Por Ailen Oviedo

“No se ocupen solo de sus propios intereses, sino también procuren interesarse en los demás. Tengan la misma actitud que tuvo Cristo Jesús”. Filipenses 2:4-5 (NTV)

La humildad es ante todo una actitud que nos lleva a reconocer nuestro lugar. La RAE describe a la humildad como una “virtud que consiste en el conocimiento de las propias limitaciones y debilidades”. Se aplica a la persona que tiene la capacidad de restar importancia a los propios logros o virtudes, y de reconocer sus defectos y errores.

Cristo, nuestro mayor ejemplo, nos muestra la esencia de la humildad en Filipenses 2.

Muchas veces, de forma inconsciente, tenemos motivaciones erradas a la hora de accionar, como competir para demostrar que lo puedo hacer mejor que otros o para mejorar mi imagen ante los demás. Haciendo crecer mi ego, juzgando en mis pensamientos a las personas y subestimándolas. Pero Pablo nos exhorta a cambiar nuestra forma de pensar a una mentalidad que no busque gloria personal, sino la gloria del Padre.

En Salmos 51:3-17, David nos muestra que tenía un corazón lleno de humildad, porque podía reconocer su pecado delante de Dios, y que solo Él tenía el poder para limpiarlo.
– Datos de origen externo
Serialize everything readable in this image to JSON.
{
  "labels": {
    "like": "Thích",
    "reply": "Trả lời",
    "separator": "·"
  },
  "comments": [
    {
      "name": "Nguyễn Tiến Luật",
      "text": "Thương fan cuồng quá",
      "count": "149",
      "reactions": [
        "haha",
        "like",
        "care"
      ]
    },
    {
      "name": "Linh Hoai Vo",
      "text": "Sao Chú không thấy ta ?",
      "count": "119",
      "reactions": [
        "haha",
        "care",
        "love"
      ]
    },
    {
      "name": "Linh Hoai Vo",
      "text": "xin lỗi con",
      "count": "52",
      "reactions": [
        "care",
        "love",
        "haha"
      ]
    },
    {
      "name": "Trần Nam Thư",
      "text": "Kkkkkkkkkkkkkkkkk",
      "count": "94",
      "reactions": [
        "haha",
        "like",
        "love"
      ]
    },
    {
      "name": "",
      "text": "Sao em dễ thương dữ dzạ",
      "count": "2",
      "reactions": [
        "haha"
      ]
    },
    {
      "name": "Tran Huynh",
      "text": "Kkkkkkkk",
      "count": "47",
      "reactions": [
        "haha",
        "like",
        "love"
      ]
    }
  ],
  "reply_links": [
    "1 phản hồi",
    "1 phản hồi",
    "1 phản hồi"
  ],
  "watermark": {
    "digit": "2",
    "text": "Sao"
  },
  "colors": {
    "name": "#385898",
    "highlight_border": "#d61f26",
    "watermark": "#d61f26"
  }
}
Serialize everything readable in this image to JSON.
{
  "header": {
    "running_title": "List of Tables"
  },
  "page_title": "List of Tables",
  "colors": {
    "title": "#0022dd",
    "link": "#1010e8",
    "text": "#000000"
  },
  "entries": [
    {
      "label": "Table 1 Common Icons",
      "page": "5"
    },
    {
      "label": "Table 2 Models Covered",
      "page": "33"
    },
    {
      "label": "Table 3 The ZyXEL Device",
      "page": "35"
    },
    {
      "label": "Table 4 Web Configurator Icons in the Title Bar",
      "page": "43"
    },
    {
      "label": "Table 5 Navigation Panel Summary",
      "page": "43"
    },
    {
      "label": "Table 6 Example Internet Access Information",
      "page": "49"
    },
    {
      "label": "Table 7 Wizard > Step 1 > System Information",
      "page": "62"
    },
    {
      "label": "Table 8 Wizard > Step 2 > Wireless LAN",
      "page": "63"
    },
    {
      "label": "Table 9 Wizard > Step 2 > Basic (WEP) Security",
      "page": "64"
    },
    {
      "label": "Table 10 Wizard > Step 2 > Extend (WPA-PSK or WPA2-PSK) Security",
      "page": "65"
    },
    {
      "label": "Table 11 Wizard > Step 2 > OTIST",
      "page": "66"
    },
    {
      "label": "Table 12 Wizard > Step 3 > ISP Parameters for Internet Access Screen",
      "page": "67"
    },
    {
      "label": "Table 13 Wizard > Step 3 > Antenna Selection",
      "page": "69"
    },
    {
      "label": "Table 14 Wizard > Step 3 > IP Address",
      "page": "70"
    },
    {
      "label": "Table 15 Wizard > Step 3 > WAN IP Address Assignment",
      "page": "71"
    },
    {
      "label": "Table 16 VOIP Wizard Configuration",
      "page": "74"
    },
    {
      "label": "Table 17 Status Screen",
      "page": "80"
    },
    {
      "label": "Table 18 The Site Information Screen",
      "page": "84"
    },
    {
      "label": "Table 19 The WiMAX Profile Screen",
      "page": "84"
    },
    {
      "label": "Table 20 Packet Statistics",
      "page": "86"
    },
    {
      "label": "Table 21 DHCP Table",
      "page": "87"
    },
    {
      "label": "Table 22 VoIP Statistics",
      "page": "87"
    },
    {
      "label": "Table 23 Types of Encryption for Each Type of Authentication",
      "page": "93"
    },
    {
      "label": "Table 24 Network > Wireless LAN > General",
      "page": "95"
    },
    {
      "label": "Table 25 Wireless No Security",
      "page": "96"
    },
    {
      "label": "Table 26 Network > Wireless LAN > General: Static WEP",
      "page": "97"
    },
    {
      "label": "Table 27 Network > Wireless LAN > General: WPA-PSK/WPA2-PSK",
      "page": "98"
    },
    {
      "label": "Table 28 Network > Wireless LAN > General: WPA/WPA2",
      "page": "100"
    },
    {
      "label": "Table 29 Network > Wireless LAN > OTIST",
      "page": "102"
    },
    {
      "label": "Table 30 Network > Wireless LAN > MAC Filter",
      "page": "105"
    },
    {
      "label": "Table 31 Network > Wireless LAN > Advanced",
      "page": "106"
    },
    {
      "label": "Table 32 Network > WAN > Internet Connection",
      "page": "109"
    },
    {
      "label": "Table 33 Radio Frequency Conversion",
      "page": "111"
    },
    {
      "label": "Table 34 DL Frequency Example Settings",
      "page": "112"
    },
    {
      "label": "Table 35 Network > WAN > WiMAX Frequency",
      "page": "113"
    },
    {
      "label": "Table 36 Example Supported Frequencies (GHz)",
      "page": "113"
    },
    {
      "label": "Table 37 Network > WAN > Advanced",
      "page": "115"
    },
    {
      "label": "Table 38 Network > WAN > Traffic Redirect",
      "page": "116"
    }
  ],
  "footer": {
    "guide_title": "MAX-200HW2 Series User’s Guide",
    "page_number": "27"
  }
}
Al humilde no le cuesta reconocer sus debilidades, porque sabe que sólo Dios puede transformarlas.

La humildad nace de un corazón quebrantado y humillado delante de Dios. Un corazón que vive y experimenta la gracia. Sabiendo que no tiene de que jactarse, que nada puede hacer para producir más o menos vida, sino que solo se trata de la vida de Cristo que quiere ser expresada.

Para reflexionar:  Le sugiero que se tome tiempo para escuchar la voz de Dios, donde su corazón pueda ser expuesto y pueda encontrar aquello que Él quiere moldear y transformar en usted.